4.5. Taxonomic Profiling Analysis
The EzBioCloud Apps 16S-based microbial taxonomic profiling (MTP) platform (ChunLab, Inc., Seoul, Republic of Korea,
https://www.ezbiocloud.net/; accessed on 23 August 2023) was employed to investigate metagenomic variations in bile microbial communities. Taxonomic assignments were performed using the EzBioCloud 16S rRNA database [
31], with precise pairwise alignment to enhance accuracy [
29]. Chimeric reads were identified and removed using the UCHIME algorithm, and sequences with less than 97% similarity were filtered out [
32], ensuring that only non-chimeric sequences were retained for further analysis. Operational taxonomic units (OTUs) were clustered at 97% sequence identity, and representative sequences from each OTU were taxonomically classified based on the EzBioCloud database [
33]. Reads that could not be assigned to a species with ≥97% similarity underwent de novo clustering using the cluster_fast command in VSEARCH to generate additional OTUs [
29]. OTUs consisting of single reads were excluded to improve the reliability of the analysis. Taxonomic profiling was performed for each sample, and comparative analyses of microbial communities were conducted using the comparative MTP analyzer within EzBioCloud Apps (
https://www.ezbiocloud.net/apps/; accessed on 23 August 2023).

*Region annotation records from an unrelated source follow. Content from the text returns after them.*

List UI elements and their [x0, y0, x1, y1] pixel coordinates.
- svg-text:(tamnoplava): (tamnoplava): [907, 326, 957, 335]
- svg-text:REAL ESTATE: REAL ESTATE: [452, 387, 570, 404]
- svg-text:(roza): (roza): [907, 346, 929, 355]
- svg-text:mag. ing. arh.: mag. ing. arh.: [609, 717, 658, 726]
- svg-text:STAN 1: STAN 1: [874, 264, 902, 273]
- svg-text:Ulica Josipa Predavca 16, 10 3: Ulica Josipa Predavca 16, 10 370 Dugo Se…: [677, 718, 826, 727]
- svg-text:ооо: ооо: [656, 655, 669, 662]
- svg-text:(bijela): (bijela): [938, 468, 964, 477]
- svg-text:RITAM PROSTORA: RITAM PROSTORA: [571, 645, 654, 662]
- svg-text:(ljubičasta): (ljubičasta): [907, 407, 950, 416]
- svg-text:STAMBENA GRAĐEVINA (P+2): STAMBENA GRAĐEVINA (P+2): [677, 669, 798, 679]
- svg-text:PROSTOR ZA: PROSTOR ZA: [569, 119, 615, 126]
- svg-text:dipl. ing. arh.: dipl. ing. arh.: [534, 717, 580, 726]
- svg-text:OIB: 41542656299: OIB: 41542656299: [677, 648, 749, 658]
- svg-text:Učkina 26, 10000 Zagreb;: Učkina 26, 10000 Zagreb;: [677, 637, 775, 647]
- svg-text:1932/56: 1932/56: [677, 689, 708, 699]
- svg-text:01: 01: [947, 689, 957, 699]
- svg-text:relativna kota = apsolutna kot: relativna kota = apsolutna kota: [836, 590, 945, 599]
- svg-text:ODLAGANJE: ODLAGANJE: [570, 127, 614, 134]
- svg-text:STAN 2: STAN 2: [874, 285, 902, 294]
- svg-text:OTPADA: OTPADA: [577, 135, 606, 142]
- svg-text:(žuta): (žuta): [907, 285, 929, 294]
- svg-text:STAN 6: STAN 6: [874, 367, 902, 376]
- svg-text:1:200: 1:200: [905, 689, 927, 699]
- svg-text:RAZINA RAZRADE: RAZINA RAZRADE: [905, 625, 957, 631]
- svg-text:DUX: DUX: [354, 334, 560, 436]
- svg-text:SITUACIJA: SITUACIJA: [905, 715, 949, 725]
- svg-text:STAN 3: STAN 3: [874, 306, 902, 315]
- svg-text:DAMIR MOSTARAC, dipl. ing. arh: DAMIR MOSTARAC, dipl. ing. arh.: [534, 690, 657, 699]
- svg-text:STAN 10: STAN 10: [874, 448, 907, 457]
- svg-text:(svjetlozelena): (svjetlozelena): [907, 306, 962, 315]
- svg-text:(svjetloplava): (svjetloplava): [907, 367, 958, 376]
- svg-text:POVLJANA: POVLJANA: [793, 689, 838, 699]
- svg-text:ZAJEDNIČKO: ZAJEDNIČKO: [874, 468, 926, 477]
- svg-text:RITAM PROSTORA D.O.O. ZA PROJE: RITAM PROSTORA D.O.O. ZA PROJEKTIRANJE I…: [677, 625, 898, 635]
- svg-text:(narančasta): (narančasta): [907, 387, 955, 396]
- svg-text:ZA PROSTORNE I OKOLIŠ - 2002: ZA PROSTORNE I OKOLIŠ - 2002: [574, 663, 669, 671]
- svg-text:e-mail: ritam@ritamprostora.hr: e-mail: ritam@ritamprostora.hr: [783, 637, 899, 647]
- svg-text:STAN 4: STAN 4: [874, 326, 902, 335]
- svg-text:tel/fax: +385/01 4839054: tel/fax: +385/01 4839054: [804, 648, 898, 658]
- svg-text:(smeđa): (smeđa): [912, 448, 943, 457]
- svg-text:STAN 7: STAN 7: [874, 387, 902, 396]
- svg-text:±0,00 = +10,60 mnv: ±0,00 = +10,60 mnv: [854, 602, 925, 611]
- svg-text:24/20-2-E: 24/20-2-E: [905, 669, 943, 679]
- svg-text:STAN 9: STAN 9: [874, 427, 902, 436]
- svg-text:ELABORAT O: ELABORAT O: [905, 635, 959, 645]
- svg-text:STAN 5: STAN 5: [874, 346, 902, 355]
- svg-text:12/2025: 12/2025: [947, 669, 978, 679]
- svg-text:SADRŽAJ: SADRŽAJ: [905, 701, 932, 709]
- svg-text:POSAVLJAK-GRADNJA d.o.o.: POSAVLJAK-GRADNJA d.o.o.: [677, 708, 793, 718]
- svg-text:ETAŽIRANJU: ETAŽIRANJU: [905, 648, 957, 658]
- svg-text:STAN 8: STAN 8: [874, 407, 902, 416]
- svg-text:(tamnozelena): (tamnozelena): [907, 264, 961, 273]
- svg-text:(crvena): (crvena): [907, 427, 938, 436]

For the diversity analysis, read counts were normalized through random subsampling, and alpha diversity indices were calculated using Mothur (
https://www.mothur.org/; accessed on 23 August 2023) [
34]. These indices included Simpson, Shannon, NPShannon, Jackknife, Chao, ACE, and phylogenetic diversity, alongside rarefaction and rank abundance curves. A significance threshold of 0.05 and an effect size of 3 were applied for diversity assessments. Beta diversity distances, reflecting variations in microbial community composition, were calculated using algorithms such as Jensen–Shannon, Generalized UniFrac, Fast UniFrac, and Bray–Curtis. A PCoAwas performed using the comparative MTP analyzer, enabling a visualization of microbiota composition differences, with PCoA plots facilitating comparisons between samples [
35]. To identify taxa that significantly differed between groups, an LEfSe analysis was conducted, using both statistical significance and biological relevance to identify potential biomarkers. The functional profiling of microbial communities was predicted using PICRUSt [
36] and MinPath [
37], offering insights into the functional differences between microbial groups [
38].
4.6. Statistical Analysis
The metagenomic differences in bile microbial communities between the two groups were analyzed using the statistical methods implemented in R software (version 3.1.2, R Foundation for Statistical Computing, Vienna, Austria). To compare microbial compositions, the Kruskal–Wallis test, Mann–Whitney U test, and Wilcoxon rank-sum test were employed. A significance level of p < 0.05 was applied to all analyses to establish statistical significance.